First, calculate the new concentrations at the halfway point:
C6H5COOH: (initial concentration - moles reacted) / total volume (in L)
= (0.20 M - 0.06x/1000 mol) / (30.0 mL + x mL) / 1000 mL/ L
C6H5COO-: moles formed / total volume (in L)
= 0.06x/1000 mol / (30.0 mL + x mL) / 1000 mL/ L
Using the equilibrium expression, solve for x to find the concentration of H+, and then calculate the pH using -log([H+]).
(e) To determine the volume of 0.30 M KOH(aq) required to reach the stoichiometric point, we consider the stoichiometry of the reaction.
At the stoichiometric point, the moles of the acid reacted will be equal to the moles of the base added.
moles of KOH = moles of C6H5COOH
0.30 M * (x mL / 1000 mL/ L) = 0.20 M * (30.0 mL / 1000 mL/ L)
Solving for x, we find x = 20 mL
Therefore, the volume of 0.30 M KOH(aq) required to reach the stoichiometric point is 20 mL.
(f) Finally, to calculate the pH at the stoichiometric point, we can use the same approach as in part (b) and part (d) but with the new volumes.
First, calculate the new concentrations at the stoichiometric point, using the stoichiometry relation:
C6H5COOH: (initial concentration - moles reacted) / total volume (in L)

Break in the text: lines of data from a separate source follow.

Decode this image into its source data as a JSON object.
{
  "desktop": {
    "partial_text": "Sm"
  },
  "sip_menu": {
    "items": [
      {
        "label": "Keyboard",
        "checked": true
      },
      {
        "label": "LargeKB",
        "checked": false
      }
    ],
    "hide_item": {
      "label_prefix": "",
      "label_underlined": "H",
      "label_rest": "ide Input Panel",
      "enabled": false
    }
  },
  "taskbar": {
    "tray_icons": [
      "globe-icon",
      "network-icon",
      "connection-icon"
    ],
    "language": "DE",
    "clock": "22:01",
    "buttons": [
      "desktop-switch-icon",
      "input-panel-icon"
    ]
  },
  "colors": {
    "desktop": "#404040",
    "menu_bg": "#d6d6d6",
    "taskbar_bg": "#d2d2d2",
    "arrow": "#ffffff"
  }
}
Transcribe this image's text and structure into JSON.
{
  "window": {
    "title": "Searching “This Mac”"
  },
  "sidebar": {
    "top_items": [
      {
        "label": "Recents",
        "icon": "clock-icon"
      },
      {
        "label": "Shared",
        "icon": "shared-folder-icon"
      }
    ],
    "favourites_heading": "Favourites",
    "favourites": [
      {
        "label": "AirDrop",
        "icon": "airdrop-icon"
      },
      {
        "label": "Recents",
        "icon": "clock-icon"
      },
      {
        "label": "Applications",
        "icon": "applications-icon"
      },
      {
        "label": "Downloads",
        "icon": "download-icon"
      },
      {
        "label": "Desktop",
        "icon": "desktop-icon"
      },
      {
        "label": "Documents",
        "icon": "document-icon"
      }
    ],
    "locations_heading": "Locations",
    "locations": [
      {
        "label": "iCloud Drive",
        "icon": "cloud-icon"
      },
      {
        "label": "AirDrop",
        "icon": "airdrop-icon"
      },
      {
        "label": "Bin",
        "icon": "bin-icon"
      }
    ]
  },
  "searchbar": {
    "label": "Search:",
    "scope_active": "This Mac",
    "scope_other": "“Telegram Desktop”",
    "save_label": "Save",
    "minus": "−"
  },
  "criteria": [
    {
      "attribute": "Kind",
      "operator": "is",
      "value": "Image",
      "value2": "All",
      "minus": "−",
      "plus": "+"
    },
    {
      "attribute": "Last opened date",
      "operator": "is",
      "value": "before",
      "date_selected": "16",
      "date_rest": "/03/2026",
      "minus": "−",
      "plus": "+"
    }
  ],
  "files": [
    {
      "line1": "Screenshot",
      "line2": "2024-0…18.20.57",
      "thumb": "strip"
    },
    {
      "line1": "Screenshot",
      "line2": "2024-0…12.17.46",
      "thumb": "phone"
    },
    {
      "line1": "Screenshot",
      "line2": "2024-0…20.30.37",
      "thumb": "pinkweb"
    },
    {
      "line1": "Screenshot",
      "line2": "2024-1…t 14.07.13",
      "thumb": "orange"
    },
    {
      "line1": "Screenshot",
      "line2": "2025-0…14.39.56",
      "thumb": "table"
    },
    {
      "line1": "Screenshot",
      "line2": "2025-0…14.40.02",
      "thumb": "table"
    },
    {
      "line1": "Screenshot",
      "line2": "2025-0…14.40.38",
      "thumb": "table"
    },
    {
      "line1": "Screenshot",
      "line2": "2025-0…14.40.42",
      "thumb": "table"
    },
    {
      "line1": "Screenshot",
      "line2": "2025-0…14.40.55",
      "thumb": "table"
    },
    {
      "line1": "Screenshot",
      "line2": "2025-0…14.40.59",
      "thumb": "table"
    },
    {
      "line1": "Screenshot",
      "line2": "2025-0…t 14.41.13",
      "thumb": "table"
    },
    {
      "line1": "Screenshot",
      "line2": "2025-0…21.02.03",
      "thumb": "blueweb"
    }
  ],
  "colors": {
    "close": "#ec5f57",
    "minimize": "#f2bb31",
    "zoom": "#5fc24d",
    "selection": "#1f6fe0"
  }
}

= (0.20 M - 0.20 M * (20 mL / 1000 mL/ L)) / (30.0 mL + 20 mL) / 1000 mL/ L
C6H5COO-: moles formed / total volume (in L)
= 0.20 M * (20 mL / 1000 mL/ L) / (30.0 mL + 20 mL) / 1000 mL/ L
Use the equilibrium expression to solve for x, find the concentration of H+, and then calculate the pH using -log([H+]).